Sub-fab environments, containing gas distribution, vacuum pumps, chemical supply and exhausts supporting wafer processing equipment, are critical facilities for semiconductor fabs. Despite extensive digitalization in the industry, Monitoring and Maintenance of sub-fabs still involve a significant amount of manual intervention. Applications such as valve operation, monitoring of analog flow sensors, pressure sensors for gases etc. require human presence, despite the hazards of toxic gases and pressurized fluids. The large footprint and complexity of this infrastructure adds to the challenge of detecting and resolving system issues.

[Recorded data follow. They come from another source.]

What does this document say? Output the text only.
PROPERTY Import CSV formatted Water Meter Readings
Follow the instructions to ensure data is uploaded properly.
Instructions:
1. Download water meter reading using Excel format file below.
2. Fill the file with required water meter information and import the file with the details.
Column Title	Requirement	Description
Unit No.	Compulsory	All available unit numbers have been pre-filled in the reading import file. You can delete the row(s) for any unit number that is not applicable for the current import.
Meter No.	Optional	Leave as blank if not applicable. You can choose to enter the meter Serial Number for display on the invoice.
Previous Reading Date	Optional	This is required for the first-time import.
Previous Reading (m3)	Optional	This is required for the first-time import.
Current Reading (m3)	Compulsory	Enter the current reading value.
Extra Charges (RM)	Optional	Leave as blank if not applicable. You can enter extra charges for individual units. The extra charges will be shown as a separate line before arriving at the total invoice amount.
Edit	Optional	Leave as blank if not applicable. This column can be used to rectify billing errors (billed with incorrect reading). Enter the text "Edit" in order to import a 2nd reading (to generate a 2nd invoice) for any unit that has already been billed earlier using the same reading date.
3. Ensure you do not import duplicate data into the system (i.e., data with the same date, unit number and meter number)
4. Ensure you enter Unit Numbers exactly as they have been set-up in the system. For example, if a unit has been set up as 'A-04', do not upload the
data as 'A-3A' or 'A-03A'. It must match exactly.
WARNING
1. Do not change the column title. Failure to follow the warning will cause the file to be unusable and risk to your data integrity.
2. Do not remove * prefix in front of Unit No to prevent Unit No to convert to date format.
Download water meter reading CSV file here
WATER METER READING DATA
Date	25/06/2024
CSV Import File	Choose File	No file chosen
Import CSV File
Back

We propose a method to develop 3D Digital Twins for Sub-Fab facilities. The key enabler for this is a Robot platform that contains sensors such as RGBD and LIDAR, and audio sensors moving autonomously through the sub-fab, and developing context-aware 3D models of the entire environment using Semantic SLAM techniques. Through this process, critical infrastructure identifiers (such as Hazard symbols and Pipe Flow directions) and physical devices (analog pressure/flow gauges, valve actuators etc.) are localized and their output values tracked, creating Position-linked Telemetry. By combining this spatial information with Floor Plans and aligning it with point clouds collected from Building Information Models (BIM), we construct a digital twin of the sub-fab environment. The robot subsequently uses this 3D Digital Twin to traverse through the facility, using the mapped device positions to track sensor data for remote data reporting.
Considering the large-scale, evolving nature of sub-fabs, enabling near real-time, remote inspection linked to physical positioning has potential to improve both human safety and efficiency in sub-fab operations. Linking this data through SEMI E167, which involves sub-fab to fab communication, would provide a concrete link between sub-fab inspection and maintenance and the rest of the enterprise. The Digital Twin and the Robot platform opens further avenues for investigation into localization of visual and audio anomalies of equipment, to identify causes based on existing Piping & Instrumentation Diagrams (P&ID).